Tem chamado atenção a quantidade de casos que envolvem incidentes com vítimas em locais como parques de diversões com atrativos em alturas, espaços de atrações turísticas, estradas, rios, moradias em penhascos. Até mesmo selfies registradas em locais e situações arriscadas. Temas que sinalizam para reflexões, atitudes e providências, envolvendo um a um, para se chegar à conscientização.
A cidade de Torres, onde inúmeros moradores da Serra veraneiam, teve, neste verão, 71% de aumento nos casos de salvamentos por afogamento, negligência dos banhistas. O município também registrou o vazamento em tanques de gasolina subterrâneos, colocando parte da cidade em risco. A manchete em destaque nacional tem sido a fatalidade na ponte pênsil sobre o Rio Mampituba, fato ocorrido após o término da festa de Carnaval, quando cerca de 60 pessoas se deslocavam de Passo de Torres (SC) rumo a Torres e, na ocasião, caíram nas águas do rio de 10 metros de profundidade. A tragédia vitimou Braian Grando, de 20 anos, primogênito de Cristiane, 48 anos, mãe de 6 filhos.
Caxiense, Braian havia se mudado há cerca de três meses para o litoral em busca de trabalho e estava em experiência de emprego num mercado de Torres. Menino quieto, recatado e com a preocupação em manter o cargo para ajudar a mãe a criar os irmãos, incluindo um bebê de 12 meses.
Naquela noite, com sua bicicleta, saiu de casa para vislumbrar o que há de mais belo para o auge da juventude: amigos, meninas, música, dança; uma dose de alegria para amenizar a dureza da realidade. Por volta de 2h40min, 20 de fevereiro, a última mensagem para o celular da mãe: Estou voltando pra casa! Palavras que dão alento para todas as mães que só conseguem dormir depois que escutam a porta de casa se abrir na chegada dos filhos, especialmente das noitadas.
Restou o meio de locomoção no outro lado da ponte. O dono não retornou por negligência dos ocupantes da passagem, bem como das autoridades dos dois municípios. Foi engolido pela profundidade do rio de águas poluídas. Na queda, Braian entrou em desespero. O pânico não permitiu que fosse ajudado, relatou um rapaz que diz tê-lo segurado pela mão e, depois, logo o viu desaparecer. Outros conseguiram vencer o desafio de forma surpreendente, a exemplo de um jovem que afirmou ter aprendido a nadar naquela ocasião, conseguindo escapar ileso da tragédia. Restou o luto da mãe em desespero, sem forças para reagir, ajoelhada sobre a areia, diante de um corpo frio, após afirmar, até o último instante, que ainda tinha esperança de ver o filho voltar para casa.

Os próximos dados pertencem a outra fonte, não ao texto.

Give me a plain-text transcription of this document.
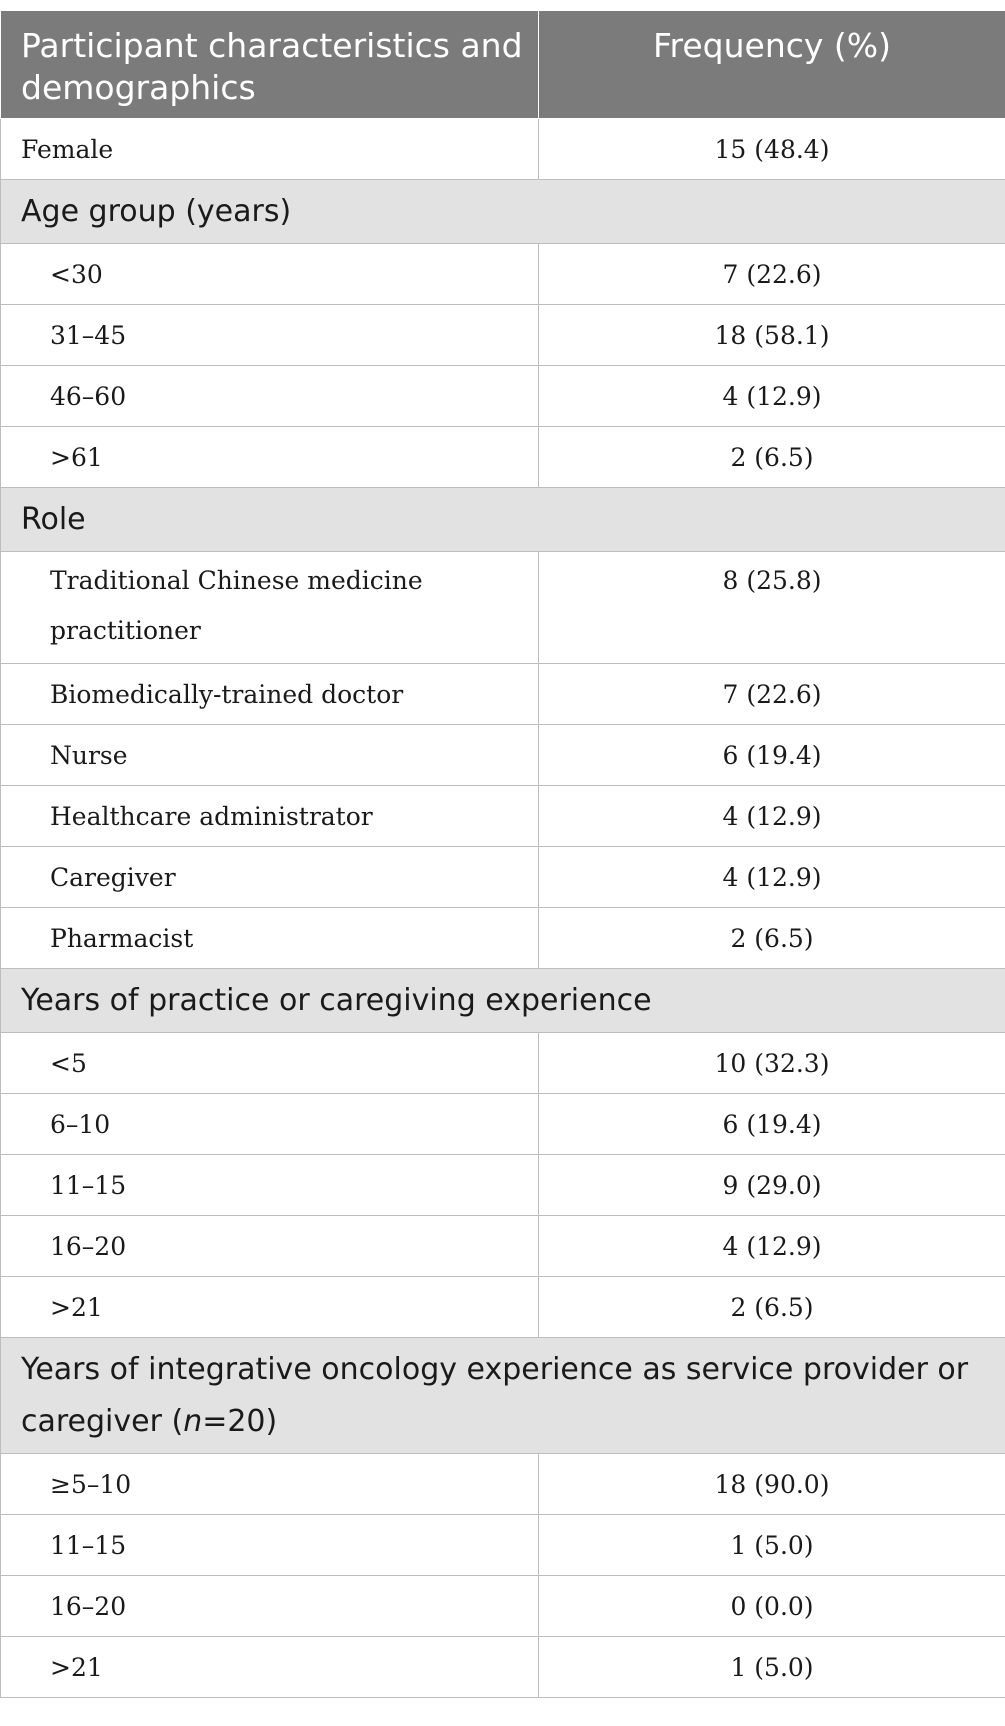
Participant characteristics and demographics	Frequency (%)
Female	15 (48.4)
Age group (years)	
<30	7 (22.6)
31–45	18 (58.1)
46–60	4 (12.9)
>61	2 (6.5)
Role	
Traditional Chinese medicine practitioner	8 (25.8)
Biomedically-trained doctor	7 (22.6)
Nurse	6 (19.4)
Healthcare administrator	4 (12.9)
Caregiver	4 (12.9)
Pharmacist	2 (6.5)
Years of practice or caregiving experience	
<5	10 (32.3)
6–10	6 (19.4)
11–15	9 (29.0)
16–20	4 (12.9)
>21	2 (6.5)
Years of integrative oncology experience as service provider or caregiver (n=20)	
≥5–10	18 (90.0)
11–15	1 (5.0)
16–20	0 (0.0)
>21	1 (5.0)
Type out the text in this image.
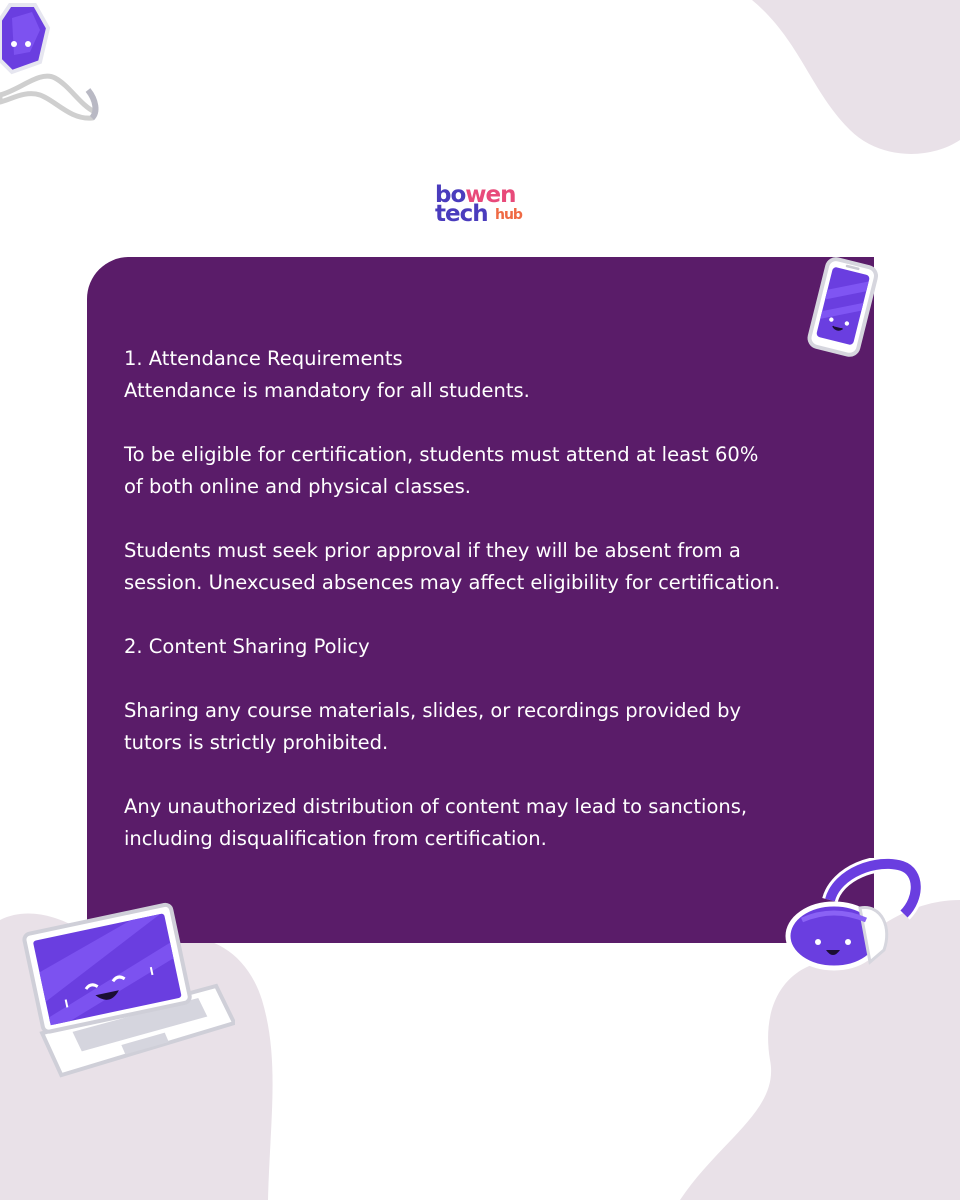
bowen
tech hub

1. Attendance Requirements

Attendance is mandatory for all students.

To be eligible for certification, students must attend at least 60%
of both online and physical classes.

Students must seek prior approval if they will be absent from a
session. Unexcused absences may affect eligibility for certification.

2. Content Sharing Policy

Sharing any course materials, slides, or recordings provided by
tutors is strictly prohibited.

Any unauthorized distribution of content may lead to sanctions,
including disqualification from certification.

No que tange a usuários de espaços em geral, vemos pessoas mais relapsas para o autocuidado, distraídas, desatentas a normas, confiantes de que nada vai lhes acontecer, mesmo diante de perigos preanunciados. No que se refere a administradores, lhes falta a percepção para fazer preventivo, por vezes, esquecendo-se da responsabilidade sobre o que é do uso coletivo. 
A ponte será reconstruída, mas a perda de uma vida foi necessária, enquanto de burocracia em burocracia, mesa em mesa, cadeira em cadeira, muito fica para depois. O tarde demais em evidência, até que o próximo caso venha a ocorrer em outros lugares, por diferentes motivos. Visão, vontade, viabilidades, componentes imprescindíveis para quem está à frente, seja no público ou privado. Nada fácil, porém necessário.